MARITIMES
Travemünde 21.05.2016
Äquatortaufe anno 1955
Wie Kapitän Peter Schulthes als Schiffsjunge die raue Zeremonie auf der »Pamir« erlebte

»Es ging los, dass man in den Kettenkasten vorn gesperrt wurde«, erzählt Peter Schulthes. Die ganze Nacht musste er darin verbringen. »Ohne Essen und in völliger Dunkelheit«. Am nächsten Tag wurde er rausgeholt. Und gleich wieder eingesperrt: In einen der Schweinställe, die sich backbord und steuerbord hinter der Back befanden. Immerhin: »Zu der Zeit hatten wir keine Schweine mehr«, erklärt er. Als nächstes wurden die Klappen der Ställe geöffnet und die Täuflinge mit dem Schlauch abgespritzt. »Da waren wir erstmal schön nass, aber es war ja warm.« Dann wurde Peter Schulthes aus seinem Käfig geholt und musste durch einen großen Schlauch kriechen.
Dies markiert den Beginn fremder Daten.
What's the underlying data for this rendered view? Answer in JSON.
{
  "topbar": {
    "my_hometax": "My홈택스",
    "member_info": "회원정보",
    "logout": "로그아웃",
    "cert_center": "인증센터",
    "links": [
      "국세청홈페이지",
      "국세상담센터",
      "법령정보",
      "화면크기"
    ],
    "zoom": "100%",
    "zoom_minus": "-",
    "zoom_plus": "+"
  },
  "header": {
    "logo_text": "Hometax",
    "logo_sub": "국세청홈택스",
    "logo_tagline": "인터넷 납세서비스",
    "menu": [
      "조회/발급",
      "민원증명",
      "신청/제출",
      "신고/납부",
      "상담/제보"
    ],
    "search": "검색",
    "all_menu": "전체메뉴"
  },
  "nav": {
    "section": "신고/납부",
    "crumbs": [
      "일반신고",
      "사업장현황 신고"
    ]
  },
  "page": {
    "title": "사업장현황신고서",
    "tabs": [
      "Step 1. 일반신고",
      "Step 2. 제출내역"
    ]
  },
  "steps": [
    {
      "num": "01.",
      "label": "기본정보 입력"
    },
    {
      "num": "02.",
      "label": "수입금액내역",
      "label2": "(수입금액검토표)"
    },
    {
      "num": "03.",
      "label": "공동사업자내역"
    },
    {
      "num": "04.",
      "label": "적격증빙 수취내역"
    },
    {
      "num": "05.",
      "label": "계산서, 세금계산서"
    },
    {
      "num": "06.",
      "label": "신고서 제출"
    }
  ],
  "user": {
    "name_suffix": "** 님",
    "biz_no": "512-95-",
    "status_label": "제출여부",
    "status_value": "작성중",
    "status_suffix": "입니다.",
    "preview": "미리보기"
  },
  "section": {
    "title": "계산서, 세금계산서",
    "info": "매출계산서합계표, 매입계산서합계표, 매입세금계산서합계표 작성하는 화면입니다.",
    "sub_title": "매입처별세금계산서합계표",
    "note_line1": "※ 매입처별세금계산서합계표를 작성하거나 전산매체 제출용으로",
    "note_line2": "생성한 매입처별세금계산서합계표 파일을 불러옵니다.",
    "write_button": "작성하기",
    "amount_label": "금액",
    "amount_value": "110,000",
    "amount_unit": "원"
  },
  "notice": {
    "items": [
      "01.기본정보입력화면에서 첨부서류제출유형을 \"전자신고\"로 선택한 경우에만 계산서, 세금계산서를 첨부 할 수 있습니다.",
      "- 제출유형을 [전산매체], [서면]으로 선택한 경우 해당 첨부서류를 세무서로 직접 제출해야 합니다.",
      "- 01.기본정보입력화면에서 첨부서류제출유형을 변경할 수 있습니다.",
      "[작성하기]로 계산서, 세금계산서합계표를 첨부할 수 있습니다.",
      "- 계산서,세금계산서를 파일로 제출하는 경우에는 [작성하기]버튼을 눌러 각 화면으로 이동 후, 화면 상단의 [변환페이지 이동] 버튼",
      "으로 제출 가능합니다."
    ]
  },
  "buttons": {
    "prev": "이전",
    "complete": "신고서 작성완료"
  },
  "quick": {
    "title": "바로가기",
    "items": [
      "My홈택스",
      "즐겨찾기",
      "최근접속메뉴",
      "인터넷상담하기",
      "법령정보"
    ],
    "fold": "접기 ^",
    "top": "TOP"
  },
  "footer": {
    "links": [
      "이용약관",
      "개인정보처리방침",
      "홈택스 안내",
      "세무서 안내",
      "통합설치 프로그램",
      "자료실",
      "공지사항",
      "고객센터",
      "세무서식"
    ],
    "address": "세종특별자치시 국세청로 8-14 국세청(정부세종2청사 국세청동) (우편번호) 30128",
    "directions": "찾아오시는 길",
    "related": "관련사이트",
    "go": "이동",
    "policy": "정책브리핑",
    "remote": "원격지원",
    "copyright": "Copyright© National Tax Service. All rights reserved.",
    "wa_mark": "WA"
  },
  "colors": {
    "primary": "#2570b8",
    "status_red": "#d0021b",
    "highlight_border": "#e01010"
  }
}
Von vorne und von hinten wurde Wasser reingespritzt. »So dass man da schon halb ertrunken war.« Es war mittlerweile gegen zehn Uhr am Vormittag, als er auch da herausgeholt wurde. Meeresgott Neptun saß mit seiner Frau und Helfern schon bereit. Die Füße von Neptuns Frau waren dick mit Lebertran bestrichen. »Dann wurden wir gezwungen, der Dame die Füße zu küssen«, erzählt Peter Schulthes. Eine Bewegung mit dem Fuß sorgte dafür, dass er die ganze Schmiere im Gesicht hatte. Jetzt gab es noch ein traniges Getränk und selbstgepresste »Tabletten«, die unter anderem Pfeffer, Salz und Tran enthielten. »Das waren große, ganz fürchterlich schmeckende Tabletten. Die musste man kauen. Da wurde manchen schon schlecht«, erinnert sich der frühere Schiffsjunge.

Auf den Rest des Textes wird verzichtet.